Before you fire a quick alarm, check that the node is up, check that the service is up etc.
* traffic appears to be down 90% but we're only getting metrics from the regions of the world that are asleep because of some pipeline error
* traffic appears to be down 90% but someone put in a firewall rule causing the metrics to be dropped
* traffic appears to be down 90% but actually the counter rolled over and prometheus handled it wrong
* traffic appears to be down 90% but the timing of the new release just caused polling to show wierd numbers
* traffic appears to be down 90% but actually there was a metrics reporting spike and there was pipeline lag
* traffic appears to be down 90% but it turns out that the team that handles transit links forgot to put the right acls around snmp so we're just not collecting metrics for 90% of our traffic
* I keep getting alerts for traffic down 90%.... thousands and thousands of them, but it turns out that really its just that this rarely used alert had some bitrot and doesn't use the aggregate metrics but the per-system ones.
* traffic is actually down 90% because theres an internet routing issue (not the dns team's problem)
* traffic is actually down 90% at one datacenter because of a fiber cut somewhere
* traffic is actually down 90% because the normal usage pattern is trough traffic volume is 10% of peak traffic volume
* traffic is down 90% from 10s ago, but 10s ago there was an unusual spike in traffic.
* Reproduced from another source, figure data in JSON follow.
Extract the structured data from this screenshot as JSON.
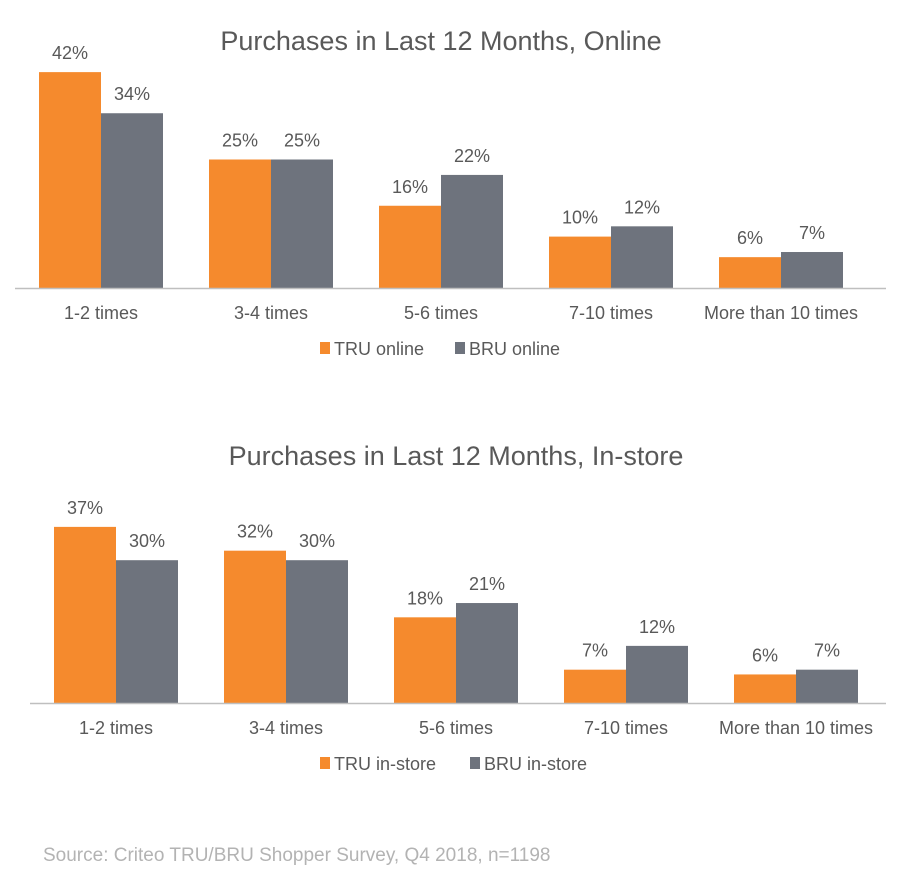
{
  "source": "Source: Criteo TRU/BRU Shopper Survey, Q4 2018, n=1198",
  "colors": {
    "tru": "#f58a2d",
    "bru": "#6e737d",
    "axis": "#bfbfbf",
    "text": "#595959",
    "title": "#595959"
  },
  "chart_data": [
    {
      "type": "bar",
      "title": "Purchases in Last 12 Months, Online",
      "categories": [
        "1-2 times",
        "3-4 times",
        "5-6 times",
        "7-10 times",
        "More than 10 times"
      ],
      "series": [
        {
          "name": "TRU online",
          "values": [
            42,
            25,
            16,
            10,
            6
          ],
          "labels": [
            "42%",
            "25%",
            "16%",
            "10%",
            "6%"
          ],
          "color": "#f58a2d"
        },
        {
          "name": "BRU online",
          "values": [
            34,
            25,
            22,
            12,
            7
          ],
          "labels": [
            "34%",
            "25%",
            "22%",
            "12%",
            "7%"
          ],
          "color": "#6e737d"
        }
      ],
      "unit": "%",
      "ylim": [
        0,
        42
      ],
      "legend": "bottom-center",
      "grid": false
    },
    {
      "type": "bar",
      "title": "Purchases in Last 12 Months, In-store",
      "categories": [
        "1-2 times",
        "3-4 times",
        "5-6 times",
        "7-10 times",
        "More than 10 times"
      ],
      "series": [
        {
          "name": "TRU in-store",
          "values": [
            37,
            32,
            18,
            7,
            6
          ],
          "labels": [
            "37%",
            "32%",
            "18%",
            "7%",
            "6%"
          ],
          "color": "#f58a2d"
        },
        {
          "name": "BRU in-store",
          "values": [
            30,
            30,
            21,
            12,
            7
          ],
          "labels": [
            "30%",
            "30%",
            "21%",
            "12%",
            "7%"
          ],
          "color": "#6e737d"
        }
      ],
      "unit": "%",
      "ylim": [
        0,
        37
      ],
      "legend": "bottom-center",
      "grid": false
    }
  ]
}
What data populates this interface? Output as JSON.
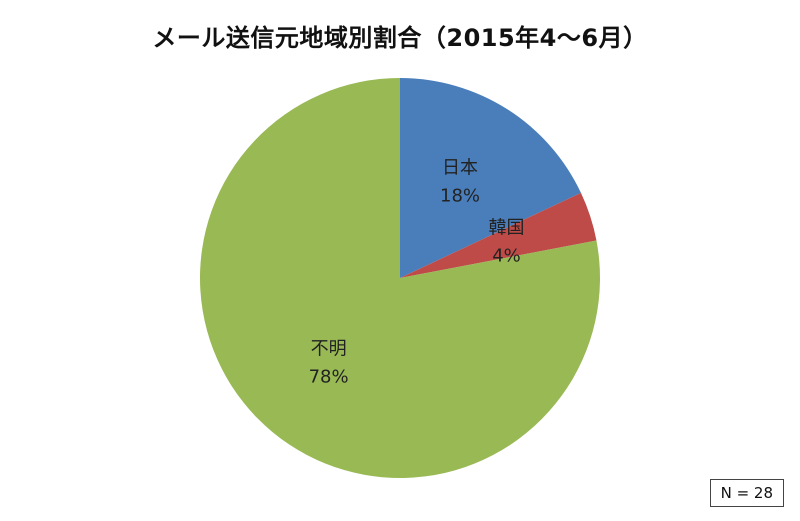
{
  "chart_data": {
    "type": "pie",
    "title": "メール送信元地域別割合（2015年4～6月）",
    "slices": [
      {
        "label": "日本",
        "value": 18,
        "value_label": "18%",
        "color": "#4a7ebb"
      },
      {
        "label": "韓国",
        "value": 4,
        "value_label": "4%",
        "color": "#be4b48"
      },
      {
        "label": "不明",
        "value": 78,
        "value_label": "78%",
        "color": "#98b954"
      }
    ],
    "start": "12 o'clock",
    "direction": "clockwise",
    "note": "N = 28"
  }
}
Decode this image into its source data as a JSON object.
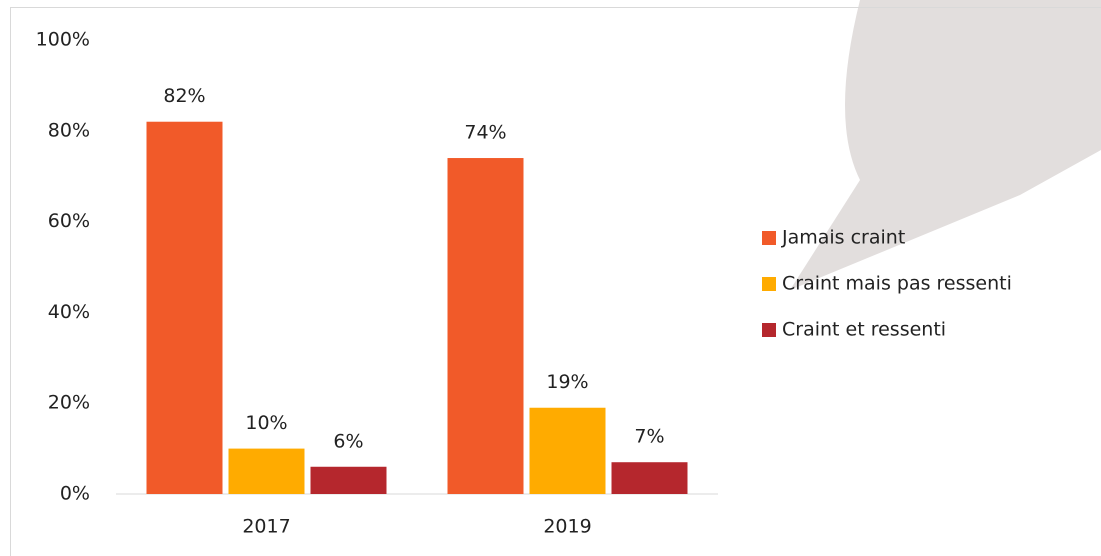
{
  "chart_data": {
    "type": "bar",
    "categories": [
      "2017",
      "2019"
    ],
    "series": [
      {
        "name": "Jamais craint",
        "color": "#f15a29",
        "values": [
          82,
          74
        ],
        "value_labels": [
          "82%",
          "74%"
        ]
      },
      {
        "name": "Craint mais pas ressenti",
        "color": "#ffab00",
        "values": [
          10,
          19
        ],
        "value_labels": [
          "10%",
          "19%"
        ]
      },
      {
        "name": "Craint et ressenti",
        "color": "#b5272d",
        "values": [
          6,
          7
        ],
        "value_labels": [
          "6%",
          "7%"
        ]
      }
    ],
    "ylim": [
      0,
      100
    ],
    "yticks": [
      {
        "value": 0,
        "label": "0%"
      },
      {
        "value": 20,
        "label": "20%"
      },
      {
        "value": 40,
        "label": "40%"
      },
      {
        "value": 60,
        "label": "60%"
      },
      {
        "value": 80,
        "label": "80%"
      },
      {
        "value": 100,
        "label": "100%"
      }
    ],
    "grid": false,
    "legend": "right"
  }
}
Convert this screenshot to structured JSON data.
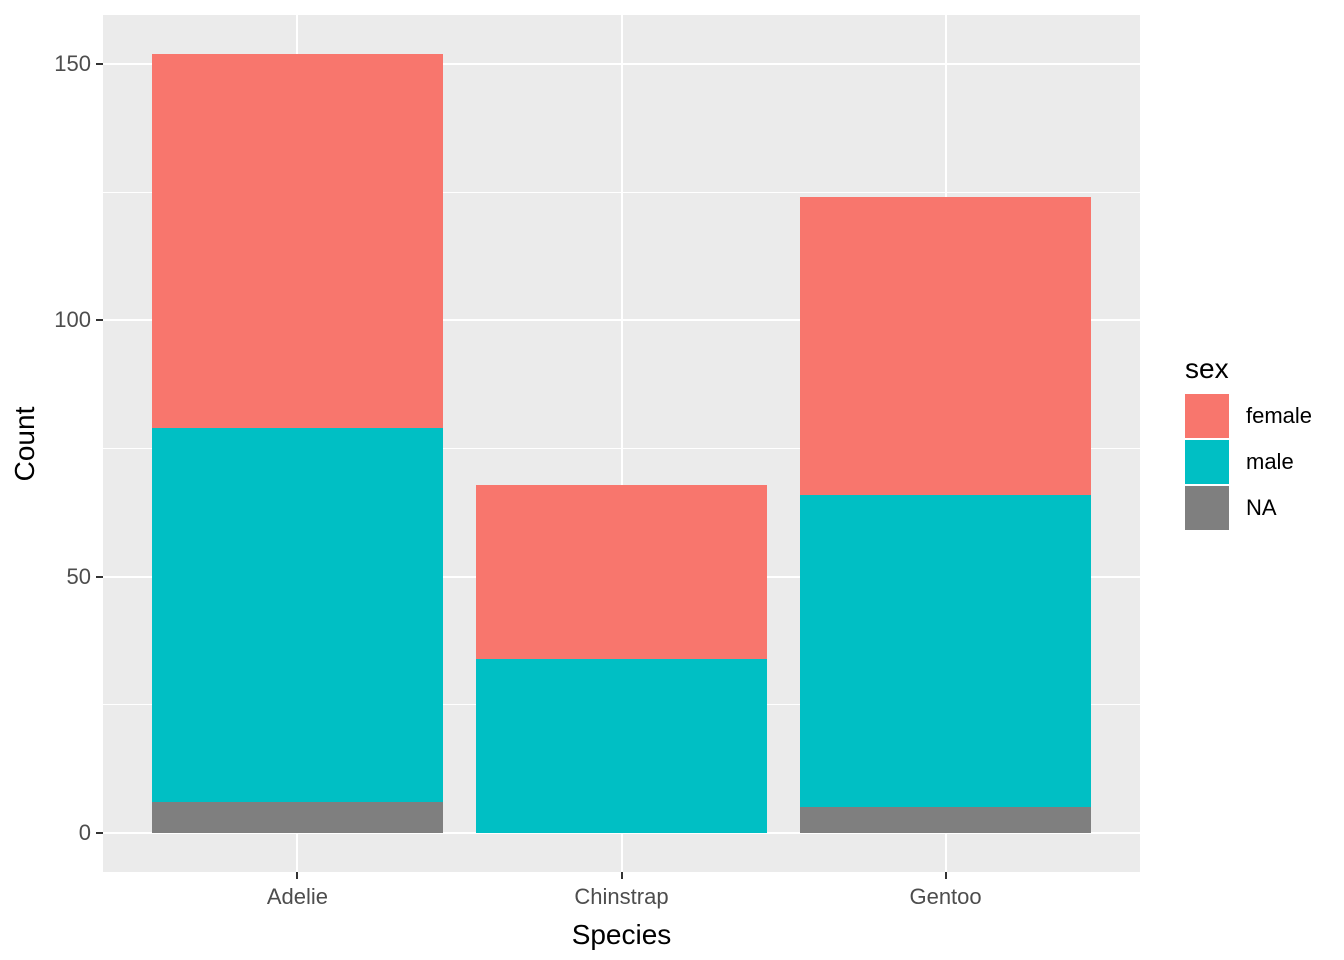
{
  "chart_data": {
    "type": "bar",
    "subtype": "stacked",
    "title": "",
    "xlabel": "Species",
    "ylabel": "Count",
    "categories": [
      "Adelie",
      "Chinstrap",
      "Gentoo"
    ],
    "series": [
      {
        "name": "female",
        "color": "#F8766D",
        "values": [
          73,
          34,
          58
        ]
      },
      {
        "name": "male",
        "color": "#00BFC4",
        "values": [
          73,
          34,
          61
        ]
      },
      {
        "name": "NA",
        "color": "#7F7F7F",
        "values": [
          6,
          0,
          5
        ]
      }
    ],
    "stack_totals": [
      152,
      68,
      124
    ],
    "stack_order_bottom_to_top": [
      "NA",
      "male",
      "female"
    ],
    "y_axis": {
      "major_ticks": [
        0,
        50,
        100,
        150
      ],
      "major_tick_labels": [
        "0",
        "50",
        "100",
        "150"
      ],
      "minor_ticks": [
        25,
        75,
        125
      ],
      "ylim": [
        0,
        152
      ]
    },
    "x_axis": {
      "tick_labels": [
        "Adelie",
        "Chinstrap",
        "Gentoo"
      ]
    },
    "legend": {
      "title": "sex",
      "position": "right",
      "entries": [
        "female",
        "male",
        "NA"
      ]
    },
    "grid": true,
    "style": {
      "figure_background": "#FFFFFF",
      "panel_background": "#EBEBEB",
      "grid_color": "#FFFFFF",
      "tick_mark_color": "#333333",
      "tick_label_color": "#4D4D4D",
      "axis_title_color": "#000000"
    }
  }
}
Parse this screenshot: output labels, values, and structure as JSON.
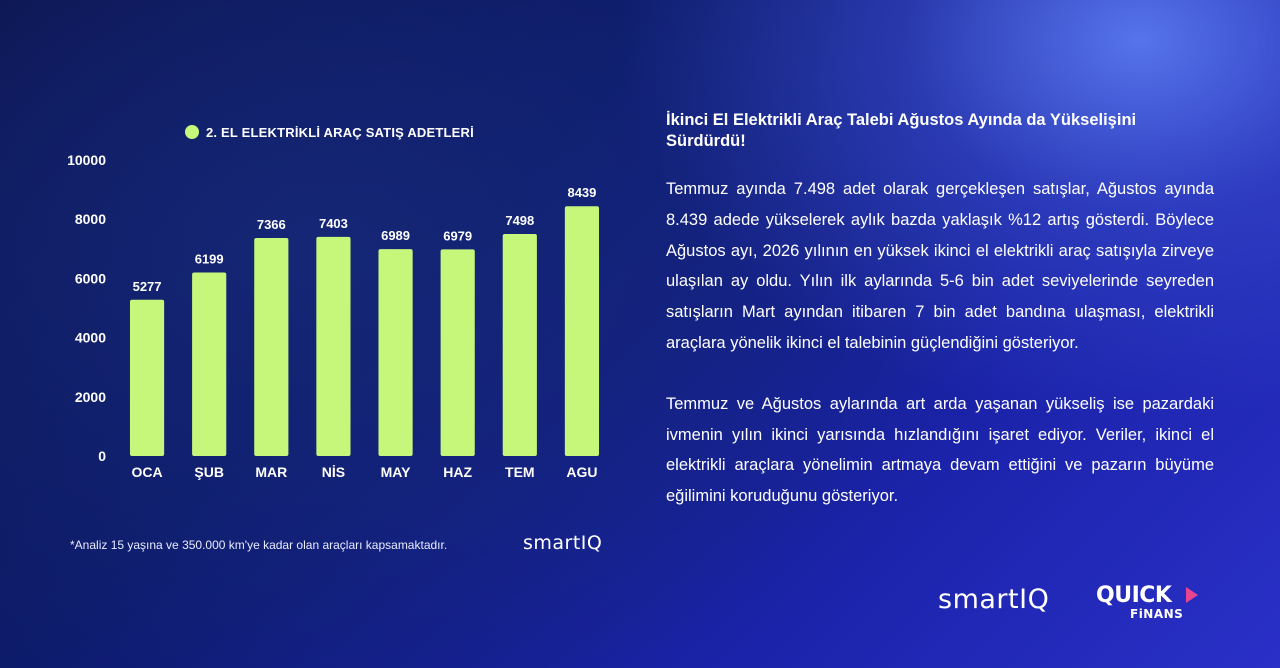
{
  "chart_data": {
    "type": "bar",
    "legend": "2. EL ELEKTRİKLİ ARAÇ SATIŞ ADETLERİ",
    "legend_placement": "top",
    "categories": [
      "OCA",
      "ŞUB",
      "MAR",
      "NİS",
      "MAY",
      "HAZ",
      "TEM",
      "AGU"
    ],
    "values": [
      5277,
      6199,
      7366,
      7403,
      6989,
      6979,
      7498,
      8439
    ],
    "ylim": [
      0,
      10000
    ],
    "yticks": [
      0,
      2000,
      4000,
      6000,
      8000,
      10000
    ],
    "grid": false,
    "bar_color": "#c6f77a"
  },
  "footnote": "*Analiz 15 yaşına ve 350.000 km'ye kadar olan araçları kapsamaktadır.",
  "brand_small": "smartIQ",
  "article": {
    "title": "İkinci El Elektrikli Araç Talebi Ağustos Ayında da Yükselişini Sürdürdü!",
    "paragraph1": "Temmuz ayında 7.498 adet olarak gerçekleşen satışlar, Ağustos ayında 8.439 adede yükselerek aylık bazda yaklaşık %12 artış gösterdi. Böylece Ağustos ayı, 2026 yılının en yüksek ikinci el elektrikli araç satışıyla zirveye ulaşılan ay oldu. Yılın ilk aylarında 5-6 bin adet seviyelerinde seyreden satışların Mart ayından itibaren 7 bin adet bandına ulaşması, elektrikli araçlara yönelik ikinci el talebinin güçlendiğini gösteriyor.",
    "paragraph2": "Temmuz ve Ağustos aylarında art arda yaşanan yükseliş ise pazardaki ivmenin yılın ikinci yarısında hızlandığını işaret ediyor. Veriler, ikinci el elektrikli araçlara yönelimin artmaya devam ettiğini ve pazarın büyüme eğilimini koruduğunu gösteriyor."
  },
  "logos": {
    "smartiq": "smartIQ",
    "quick_top": "QUICK",
    "quick_bottom": "FiNANS"
  }
}
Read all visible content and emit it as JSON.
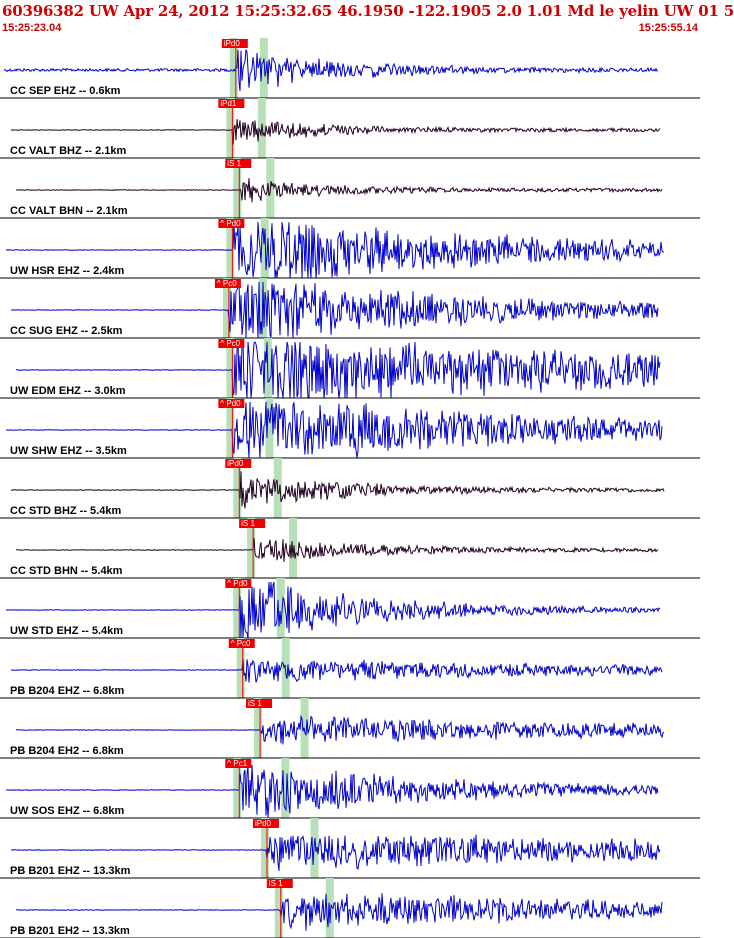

And then you get into all sorts of additional issues caused by the scale and distributed nature of a metrics system that monitors a huge global network of datacenters.
Having alarms firing within a minute just becomes a stress test for your alarm infrastructure. Is your alarm infrastructure able to get metrics and perform calculations consistently within a minute of real time?
The service almost certainly wasn't completely hard down at the time the impact began, especially if that's the start of a global rollout. It would have taken time for the impact to become measurable.